Une dégradation progressive vers une impotence de l’épaule et de l’avant-bras
En mai, un patient de 82 ans consulte un ORL pour une épistaxis bilatérale accompagnée d’une rhinorrhée claire. Celui-ci constate une nette ectasie de la tâche vasculaire gauche qui est cautérisée au nitrate d’argent. Aucune douleur cervicale n’a été décrite par le patient lors de cette consultation.
En août, la famille signale au médecin traitant, lors d’une consultation pour renouvellement d’ordonnance, une perte de poids de 12 kilos et un torticolis du côté droit.
Par la suite, le patient se plaint d’un blocage du bras droit et de douleurs cervicales auprès d’un médecin acupuncteur qui décide de plusieurs séances.
Devant la persistance des symptômes, il propose une imagerie que le patient refuse, expliquant qu’il verra cela avec son médecin traitant.

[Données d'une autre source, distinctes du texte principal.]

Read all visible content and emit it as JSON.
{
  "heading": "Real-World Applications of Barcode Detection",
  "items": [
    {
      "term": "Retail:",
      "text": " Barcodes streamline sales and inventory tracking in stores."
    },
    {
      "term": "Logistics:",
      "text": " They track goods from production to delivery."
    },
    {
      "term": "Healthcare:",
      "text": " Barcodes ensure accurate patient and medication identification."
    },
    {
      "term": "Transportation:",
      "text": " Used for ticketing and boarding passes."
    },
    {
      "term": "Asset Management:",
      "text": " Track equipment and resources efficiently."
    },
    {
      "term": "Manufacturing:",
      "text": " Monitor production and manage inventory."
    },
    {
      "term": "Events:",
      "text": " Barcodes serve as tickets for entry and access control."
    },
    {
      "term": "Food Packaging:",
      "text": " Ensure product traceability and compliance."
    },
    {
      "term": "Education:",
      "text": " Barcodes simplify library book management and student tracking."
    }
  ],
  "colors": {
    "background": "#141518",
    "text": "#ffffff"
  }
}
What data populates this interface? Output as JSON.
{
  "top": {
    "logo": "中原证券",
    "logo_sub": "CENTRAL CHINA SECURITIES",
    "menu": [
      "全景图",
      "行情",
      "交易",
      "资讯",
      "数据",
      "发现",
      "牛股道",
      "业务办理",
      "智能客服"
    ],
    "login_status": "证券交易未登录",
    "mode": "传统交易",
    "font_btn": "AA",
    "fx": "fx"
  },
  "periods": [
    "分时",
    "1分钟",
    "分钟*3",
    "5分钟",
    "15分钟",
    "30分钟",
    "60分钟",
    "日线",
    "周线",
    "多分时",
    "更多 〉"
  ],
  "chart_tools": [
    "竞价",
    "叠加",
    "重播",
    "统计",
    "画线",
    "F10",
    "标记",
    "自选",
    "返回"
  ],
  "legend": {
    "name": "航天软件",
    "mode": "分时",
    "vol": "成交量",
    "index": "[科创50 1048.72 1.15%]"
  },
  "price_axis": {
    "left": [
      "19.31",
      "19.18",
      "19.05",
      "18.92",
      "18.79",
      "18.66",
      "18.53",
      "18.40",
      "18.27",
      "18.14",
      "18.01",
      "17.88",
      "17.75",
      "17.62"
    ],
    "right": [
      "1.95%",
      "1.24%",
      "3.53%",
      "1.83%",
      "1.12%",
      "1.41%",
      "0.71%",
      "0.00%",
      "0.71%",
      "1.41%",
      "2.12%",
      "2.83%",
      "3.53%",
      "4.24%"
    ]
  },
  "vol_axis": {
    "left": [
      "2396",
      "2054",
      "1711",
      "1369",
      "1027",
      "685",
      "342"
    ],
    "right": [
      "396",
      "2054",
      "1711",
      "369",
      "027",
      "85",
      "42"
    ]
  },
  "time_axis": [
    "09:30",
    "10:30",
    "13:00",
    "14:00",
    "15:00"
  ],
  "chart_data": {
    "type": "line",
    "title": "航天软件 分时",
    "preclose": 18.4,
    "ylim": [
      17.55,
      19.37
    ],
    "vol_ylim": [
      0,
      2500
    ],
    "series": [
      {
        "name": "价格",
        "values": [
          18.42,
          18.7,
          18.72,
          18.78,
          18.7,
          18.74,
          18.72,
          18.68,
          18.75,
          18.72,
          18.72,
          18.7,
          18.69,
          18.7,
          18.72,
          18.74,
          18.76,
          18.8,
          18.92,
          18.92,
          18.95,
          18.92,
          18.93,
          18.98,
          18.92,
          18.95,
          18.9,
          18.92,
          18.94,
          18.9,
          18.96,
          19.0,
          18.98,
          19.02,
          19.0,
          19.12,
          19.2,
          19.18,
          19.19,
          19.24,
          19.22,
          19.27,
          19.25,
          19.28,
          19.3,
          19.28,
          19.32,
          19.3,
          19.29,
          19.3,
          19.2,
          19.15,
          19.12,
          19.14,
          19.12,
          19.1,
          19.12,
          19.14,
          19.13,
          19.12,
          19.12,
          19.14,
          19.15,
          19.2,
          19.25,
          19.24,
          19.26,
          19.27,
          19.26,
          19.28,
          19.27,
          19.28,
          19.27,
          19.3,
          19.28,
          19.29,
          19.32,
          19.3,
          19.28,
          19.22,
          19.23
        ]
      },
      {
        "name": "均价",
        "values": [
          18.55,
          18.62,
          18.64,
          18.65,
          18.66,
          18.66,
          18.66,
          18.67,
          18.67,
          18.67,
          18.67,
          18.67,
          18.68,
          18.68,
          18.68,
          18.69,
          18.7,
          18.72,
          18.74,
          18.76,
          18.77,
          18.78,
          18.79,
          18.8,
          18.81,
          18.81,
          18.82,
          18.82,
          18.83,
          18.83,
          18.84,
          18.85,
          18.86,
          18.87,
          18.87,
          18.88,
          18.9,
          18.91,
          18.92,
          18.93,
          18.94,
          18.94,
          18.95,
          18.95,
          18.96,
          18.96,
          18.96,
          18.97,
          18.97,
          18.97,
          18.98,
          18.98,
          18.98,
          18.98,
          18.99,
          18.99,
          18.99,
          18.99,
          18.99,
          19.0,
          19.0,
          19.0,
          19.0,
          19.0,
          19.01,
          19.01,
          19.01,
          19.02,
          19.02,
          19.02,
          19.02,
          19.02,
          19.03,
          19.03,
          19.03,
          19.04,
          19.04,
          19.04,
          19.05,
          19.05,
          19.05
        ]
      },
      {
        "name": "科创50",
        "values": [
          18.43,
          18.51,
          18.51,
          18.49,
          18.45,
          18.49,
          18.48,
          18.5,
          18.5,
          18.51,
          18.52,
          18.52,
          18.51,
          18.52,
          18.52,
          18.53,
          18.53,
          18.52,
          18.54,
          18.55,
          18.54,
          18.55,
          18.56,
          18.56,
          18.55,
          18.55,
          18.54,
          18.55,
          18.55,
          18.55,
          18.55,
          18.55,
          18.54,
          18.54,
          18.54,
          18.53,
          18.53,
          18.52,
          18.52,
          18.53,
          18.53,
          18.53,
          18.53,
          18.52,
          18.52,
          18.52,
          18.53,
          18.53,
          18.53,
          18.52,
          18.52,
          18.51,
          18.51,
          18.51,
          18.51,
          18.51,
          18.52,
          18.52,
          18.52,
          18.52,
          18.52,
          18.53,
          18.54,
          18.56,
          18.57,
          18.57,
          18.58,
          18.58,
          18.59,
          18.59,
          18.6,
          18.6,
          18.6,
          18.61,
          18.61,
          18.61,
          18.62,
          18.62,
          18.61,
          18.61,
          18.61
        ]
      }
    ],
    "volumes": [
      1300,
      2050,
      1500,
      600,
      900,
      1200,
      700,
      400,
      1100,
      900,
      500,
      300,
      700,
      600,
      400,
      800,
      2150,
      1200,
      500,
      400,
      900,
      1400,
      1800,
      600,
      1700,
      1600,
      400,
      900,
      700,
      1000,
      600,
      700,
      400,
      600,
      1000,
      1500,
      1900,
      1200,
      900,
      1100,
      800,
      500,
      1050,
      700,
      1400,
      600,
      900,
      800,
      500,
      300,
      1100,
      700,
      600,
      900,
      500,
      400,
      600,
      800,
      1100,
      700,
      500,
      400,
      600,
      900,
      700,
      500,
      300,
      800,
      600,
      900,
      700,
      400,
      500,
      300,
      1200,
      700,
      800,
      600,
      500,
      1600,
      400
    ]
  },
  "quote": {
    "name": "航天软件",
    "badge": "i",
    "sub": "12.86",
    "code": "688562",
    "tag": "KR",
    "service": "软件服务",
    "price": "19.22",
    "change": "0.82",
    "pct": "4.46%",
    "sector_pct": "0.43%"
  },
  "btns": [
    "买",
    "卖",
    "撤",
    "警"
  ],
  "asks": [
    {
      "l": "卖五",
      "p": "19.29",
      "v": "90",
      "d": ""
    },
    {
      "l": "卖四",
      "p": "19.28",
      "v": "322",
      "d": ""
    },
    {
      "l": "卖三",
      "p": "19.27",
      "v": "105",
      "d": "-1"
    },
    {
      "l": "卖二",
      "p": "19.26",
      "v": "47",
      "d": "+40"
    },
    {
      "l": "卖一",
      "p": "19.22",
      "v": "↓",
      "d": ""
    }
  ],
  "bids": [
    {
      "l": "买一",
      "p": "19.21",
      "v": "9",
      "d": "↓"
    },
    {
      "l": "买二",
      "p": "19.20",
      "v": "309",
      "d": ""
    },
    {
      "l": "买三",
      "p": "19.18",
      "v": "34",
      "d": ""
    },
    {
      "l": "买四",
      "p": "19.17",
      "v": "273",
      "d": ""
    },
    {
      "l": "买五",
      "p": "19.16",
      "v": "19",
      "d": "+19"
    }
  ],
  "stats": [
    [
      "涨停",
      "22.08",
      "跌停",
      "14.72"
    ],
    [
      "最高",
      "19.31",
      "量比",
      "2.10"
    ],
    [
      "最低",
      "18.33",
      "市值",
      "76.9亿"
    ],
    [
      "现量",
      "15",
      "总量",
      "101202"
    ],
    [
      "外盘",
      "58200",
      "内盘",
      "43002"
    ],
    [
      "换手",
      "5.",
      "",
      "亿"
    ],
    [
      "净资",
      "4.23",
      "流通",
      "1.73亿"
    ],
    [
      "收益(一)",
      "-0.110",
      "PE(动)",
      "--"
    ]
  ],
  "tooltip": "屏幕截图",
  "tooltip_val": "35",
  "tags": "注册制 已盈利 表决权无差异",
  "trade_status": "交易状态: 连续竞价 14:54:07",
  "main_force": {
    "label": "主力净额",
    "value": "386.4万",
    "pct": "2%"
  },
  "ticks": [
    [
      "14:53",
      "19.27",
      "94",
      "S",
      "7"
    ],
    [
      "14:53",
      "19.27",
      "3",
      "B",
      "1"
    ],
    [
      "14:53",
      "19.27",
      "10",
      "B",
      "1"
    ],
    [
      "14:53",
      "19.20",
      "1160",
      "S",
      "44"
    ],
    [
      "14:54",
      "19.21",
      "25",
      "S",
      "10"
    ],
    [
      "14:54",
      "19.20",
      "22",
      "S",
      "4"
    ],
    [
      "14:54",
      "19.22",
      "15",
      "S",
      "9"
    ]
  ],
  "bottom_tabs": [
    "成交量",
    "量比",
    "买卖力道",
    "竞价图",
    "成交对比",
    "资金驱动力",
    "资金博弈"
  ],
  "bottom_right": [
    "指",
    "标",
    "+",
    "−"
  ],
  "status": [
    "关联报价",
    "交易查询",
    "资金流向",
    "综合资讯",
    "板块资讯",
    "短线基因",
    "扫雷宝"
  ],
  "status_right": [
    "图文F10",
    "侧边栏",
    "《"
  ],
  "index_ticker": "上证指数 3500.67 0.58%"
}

Fin novembre, l’état de son mari se dégradant, l’épouse du patient contacte le médecin traitant pour demander la prescription d’un lit médicalisé. Le praticien propose alors une hospitalisation que le patient refuse.
Finalement, sur demande du médecin traitant, le patient, qui présentait à ce moment-là une impotence quasi complète du moignon de l’épaule et de l’avant-bras gauche, est hospitalisé pour bilan de cervicalgies persistantes depuis 4 mois.
L’IRM montre une volumineuse lésion au niveau de C 4 avec :
- envahissement antéro latéral de la moelle,
- refoulement et envahissement des parties molles adjacentes,
- infiltrat des foramens sus et sous-jacents.
Compte tenu du caractère très suspect de la lésion, le bilan est poursuivi et met en évidence une masse rénale au pôle inférieur du rein gauche d’environ 6 centimètres, d’allure néoplasique, correspondant vraisemblablement au primitif.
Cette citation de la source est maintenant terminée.